Yang ini sangat populer! Ya, oh, ya! Ryoko memuji permainan itu dalam hati, sambil melihat statistik karakter pemain dalam permainan itu. Di samping statistik, layar menunjukkan kemajuannya dalam memenangkan hati orang yang disukainya. Akhir-akhir ini, banyak sim kencan yang dimainkan oleh wanita hanya terdiri dari pilihan opsi dialog. Ryoko, seorang gamer berpengalaman, tidak terlalu senang dengan tren itu. Saya rasa itu cocok untuk orang-orang yang hanya ingin melihat pria tampan.

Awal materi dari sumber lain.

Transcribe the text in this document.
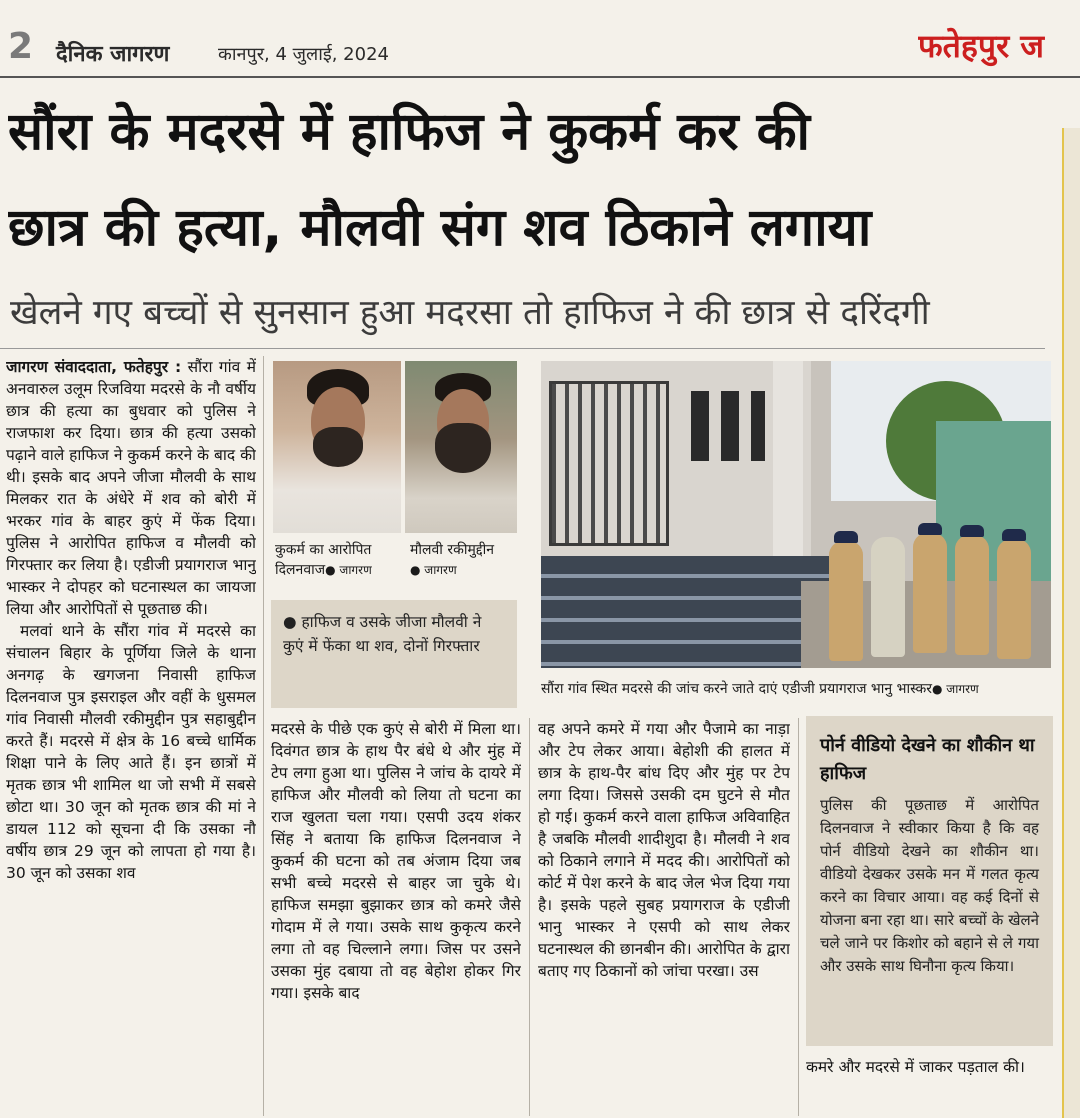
2 दैनिक जागरण	कानपुर, 4 जुलाई, 2024	फतेहपुर ज
सौंरा के मदरसे में हाफिज ने कुकर्म कर की
छात्र की हत्या, मौलवी संग शव ठिकाने लगाया
खेलने गए बच्चों से सुनसान हुआ मदरसा तो हाफिज ने की छात्र से दरिंदगी

जागरण संवाददाता, फतेहपुर : सौंरा गांव में अनवारुल उलूम रिजविया मदरसे के नौ वर्षीय छात्र की हत्या का बुधवार को पुलिस ने राजफाश कर दिया। छात्र की हत्या उसको पढ़ाने वाले हाफिज ने कुकर्म करने के बाद की थी। इसके बाद अपने जीजा मौलवी के साथ मिलकर रात के अंधेरे में शव को बोरी में भरकर गांव के बाहर कुएं में फेंक दिया। पुलिस ने आरोपित हाफिज व मौलवी को गिरफ्तार कर लिया है। एडीजी प्रयागराज भानु भास्कर ने दोपहर को घटनास्थल का जायजा लिया और आरोपितों से पूछताछ की।

मलवां थाने के सौंरा गांव में मदरसे का संचालन बिहार के पूर्णिया जिले के थाना अनगढ़ के खगजना निवासी हाफिज दिलनवाज पुत्र इसराइल और वहीं के धुसमल गांव निवासी मौलवी रकीमुद्दीन पुत्र सहाबुद्दीन करते हैं। मदरसे में क्षेत्र के 16 बच्चे धार्मिक शिक्षा पाने के लिए आते हैं। इन छात्रों में मृतक छात्र भी शामिल था जो सभी में सबसे छोटा था। 30 जून को मृतक छात्र की मां ने डायल 112 को सूचना दी कि उसका नौ वर्षीय छात्र 29 जून को लापता हो गया है। 30 जून को उसका शव

कुकर्म का आरोपित दिलनवाज● जागरण
मौलवी रकीमुद्दीन
● जागरण
● हाफिज व उसके जीजा मौलवी ने कुएं में फेंका था शव, दोनों गिरफ्तार

मदरसे के पीछे एक कुएं से बोरी में मिला था। दिवंगत छात्र के हाथ पैर बंधे थे और मुंह में टेप लगा हुआ था। पुलिस ने जांच के दायरे में हाफिज और मौलवी को लिया तो घटना का राज खुलता चला गया। एसपी उदय शंकर सिंह ने बताया कि हाफिज दिलनवाज ने कुकर्म की घटना को तब अंजाम दिया जब सभी बच्चे मदरसे से बाहर जा चुके थे। हाफिज समझा बुझाकर छात्र को कमरे जैसे गोदाम में ले गया। उसके साथ कुकृत्य करने लगा तो वह चिल्लाने लगा। जिस पर उसने उसका मुंह दबाया तो वह बेहोश होकर गिर गया। इसके बाद

सौंरा गांव स्थित मदरसे की जांच करने जाते दाएं एडीजी प्रयागराज भानु भास्कर● जागरण

वह अपने कमरे में गया और पैजामे का नाड़ा और टेप लेकर आया। बेहोशी की हालत में छात्र के हाथ-पैर बांध दिए और मुंह पर टेप लगा दिया। जिससे उसकी दम घुटने से मौत हो गई। कुकर्म करने वाला हाफिज अविवाहित है जबकि मौलवी शादीशुदा है। मौलवी ने शव को ठिकाने लगाने में मदद की। आरोपितों को कोर्ट में पेश करने के बाद जेल भेज दिया गया है। इसके पहले सुबह प्रयागराज के एडीजी भानु भास्कर ने एसपी को साथ लेकर घटनास्थल की छानबीन की। आरोपित के द्वारा बताए गए ठिकानों को जांचा परखा। उस

पोर्न वीडियो देखने का शौकीन था हाफिज
पुलिस की पूछताछ में आरोपित दिलनवाज ने स्वीकार किया है कि वह पोर्न वीडियो देखने का शौकीन था। वीडियो देखकर उसके मन में गलत कृत्य करने का विचार आया। वह कई दिनों से योजना बना रहा था। सारे बच्चों के खेलने चले जाने पर किशोर को बहाने से ले गया और उसके साथ घिनौना कृत्य किया।

कमरे और मदरसे में जाकर पड़ताल की।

Namun, judul baru ini sangat menantang. Pemain memilih dari tiga calon protagonis wanita sebelum meningkatkan statistik mereka dan semakin mendekati target cewek seksi mereka. Beberapa kejadian tidak terpicu jika statistik protagonis kurang atau jika pemain membuat pilihan yang salah. Beberapa kejadian terpicu sepenuhnya secara kebetulan. Selain itu, permainan ini menyediakan pilihan dua belas pria seksi yang dapat dipilih dan ditaklukkan. Selain karya seni yang luar biasa, permainan ini juga menawarkan pengisi suara yang beragam, mulai dari bintang industri mapan hingga bakat yang sedang naik daun. Dengan tiga kemungkinan akhir yang luar biasa untuk setiap cewek seksi, Ryoko tidak dapat menahan diri untuk tidak terkesan dengan potensi penuh pengembang. Dia hampir dapat mendengar teriakan gembira pemain lain yang membayangkan uang dan usaha yang telah dihabiskan untuk membuat permainan. Di atas semuanya, ada satu minat cinta yang hanya tersedia setelah menaklukkan kedua belas cewek seksi dan memperoleh semua keterampilan yang tersedia dalam permainan.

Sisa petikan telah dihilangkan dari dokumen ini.